Doch warum geht es der Flugbranche immer schlechter? Wieso ist es kaum möglich, dass die Flugunternehmen Geld verdienen? Gibt es überhaupt eine Möglichkeit, wie neue Airlines Fuß fassen können oder bleibt die Branche in den Händen der Großkonzerne? Natürlich – Alitalia ist ein besonders schwieriger und mitunter auch schwerer Fall. Die Tradition-Airline ist wohl ein Beispiel, dass jedes Unternehmen, ganz egal, wie lange es schon existiert, umgebracht werden kann.

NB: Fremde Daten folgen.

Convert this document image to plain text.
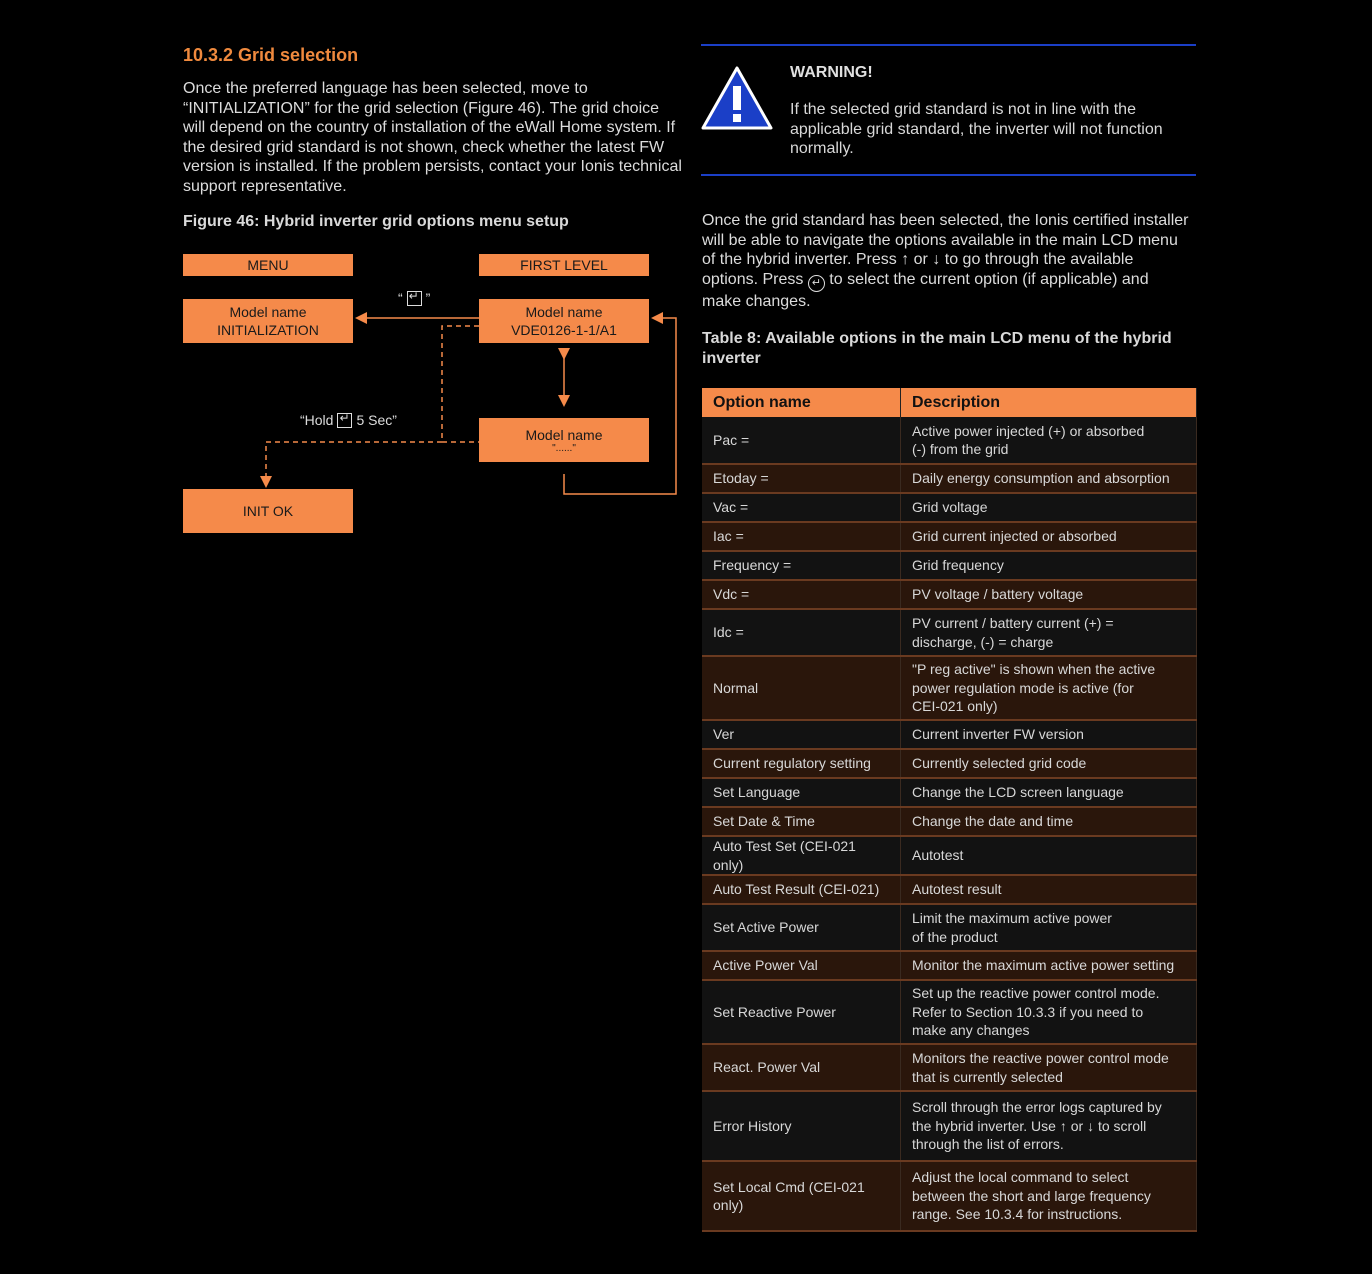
10.3.2 Grid selection
Once the preferred language has been selected, move to “INITIALIZATION” for the grid selection (Figure 46). The grid choice will depend on the country of installation of the eWall Home system. If the desired grid standard is not shown, check whether the latest FW version is installed. If the problem persists, contact your Ionis technical support representative.
Figure 46: Hybrid inverter grid options menu setup
MENU	FIRST LEVEL
Model name
INITIALIZATION
Model name
VDE0126-1-1/A1
Model name
"......"
INIT OK
“ ↵ ”
“Hold ↵ 5 Sec”
WARNING!
If the selected grid standard is not in line with the applicable grid standard, the inverter will not function normally.
Once the grid standard has been selected, the Ionis certified installer will be able to navigate the options available in the main LCD menu of the hybrid inverter. Press ↑ or ↓ to go through the available options. Press ↵ to select the current option (if applicable) and make changes.
Table 8: Available options in the main LCD menu of the hybrid inverter
Option name	Description
Pac =	Active power injected (+) or absorbed (-) from the grid
Etoday =	Daily energy consumption and absorption
Vac =	Grid voltage
Iac =	Grid current injected or absorbed
Frequency =	Grid frequency
Vdc =	PV voltage / battery voltage
Idc =	PV current / battery current (+) = discharge, (-) = charge
Normal	"P reg active" is shown when the active power regulation mode is active (for CEI-021 only)
Ver	Current inverter FW version
Current regulatory setting	Currently selected grid code
Set Language	Change the LCD screen language
Set Date & Time	Change the date and time
Auto Test Set (CEI-021 only)	Autotest
Auto Test Result (CEI-021)	Autotest result
Set Active Power	Limit the maximum active power of the product
Active Power Val	Monitor the maximum active power setting
Set Reactive Power	Set up the reactive power control mode. Refer to Section 10.3.3 if you need to make any changes
React. Power Val	Monitors the reactive power control mode that is currently selected
Error History	Scroll through the error logs captured by the hybrid inverter. Use ↑ or ↓ to scroll through the list of errors.
Set Local Cmd (CEI-021 only)	Adjust the local command to select between the short and large frequency range. See 10.3.4 for instructions.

Das Unternehmen, das im Jahr 1947 gegründet wurde, schreibt seit zwei Jahrzehnten rote Zahlen. Es ist daher keine Überraschung, dass nun das Aus der Fluggesellschaft immer realistischer wird. Wenn 20 Jahre lang nicht reagiert wird, dann ist es am Ende auch keine große Überraschung, wenn irgendwann einmal die finanziellen Mittel ausgehen. Alitalia kämpft auch nicht erst seit gestern mit irgendwelchen Rettungsplänen – der jetzige Rettungsplan, der von den Mitarbeitern jedoch abgelehnt wurde, ist der dritte Sanierungsplan seit dem Jahr 2008. Natürlich stimmten die Mitarbeiter nicht zu – sie sollten auf rund 8 Prozent des Gehalts verzichte. Im Sanierungsplan fanden sich auch Pläne, weitere 980 Stellen zu kürzen. Hätten die Mitarbeiter dem Sanierungsplan zugestimmt, so hätte die Airline einen Zuschuss von 2 Milliarden Euro bekommen. Doch nun haben die Aktionäre ihr Angebot zurückgezogen – es wird also keine Finanzspritze geben. Die Mitarbeiter lehnten den Plan aber auch deshalb ab, weil sie auf eine Verstaatlichung hoffen. Doch diese Option wird, zumindest nach heutigem Stand, nicht in Betracht gezogen.

Wie geht es weiter?

Die nächsten Wochen und Monate werden definitiv spannend werden. Einerseits stellt sich die Frage, ob Etihad tatsächlich die Schulden von der Fluggesellschaft Air Berlin übernimmt, sodass die Lufthansa der Übernahme zustimmt, andererseits wird noch zu klären sein, ob die italienische Regierung die Alitalia sterben lässt und auch dann keine Verstaatlichung durchführt, wenn sich definitiv kein Käufer findet. Natürlich sind die beiden Airlines auch mahnende Beispiele und mitunter nur ein Tropfen auf dem heißen Stein – die Flugbranche kämpft seit Jahren mit Schwierigkeiten, sodass es wohl keine Überraschung wäre, wenn in den nächsten Jahren weitere Airlines vor dem endgültigen Aus stehen. Bis dahin blickt die Welt aber auf Air Berlin und Alitalia.

veröffentlicht von Jörn

Jörn Brien ist Chefredakteur und Betreiber von Die Wirtschaftsnews – deinem Ratgeber für Aktien und Kryptowährungen. Der Journalist arbeitet(e) für verschiedene namhafte Publikationen in Deutschland und Österreich, darunter Golem, Kurier, t3n, e-media, Futurezone und pressetext. Darüber hinaus betreibt er den Online-Buchshop Meine Buchhandlung Wien und mehrere Facebook-Gruppen sowie Blogs.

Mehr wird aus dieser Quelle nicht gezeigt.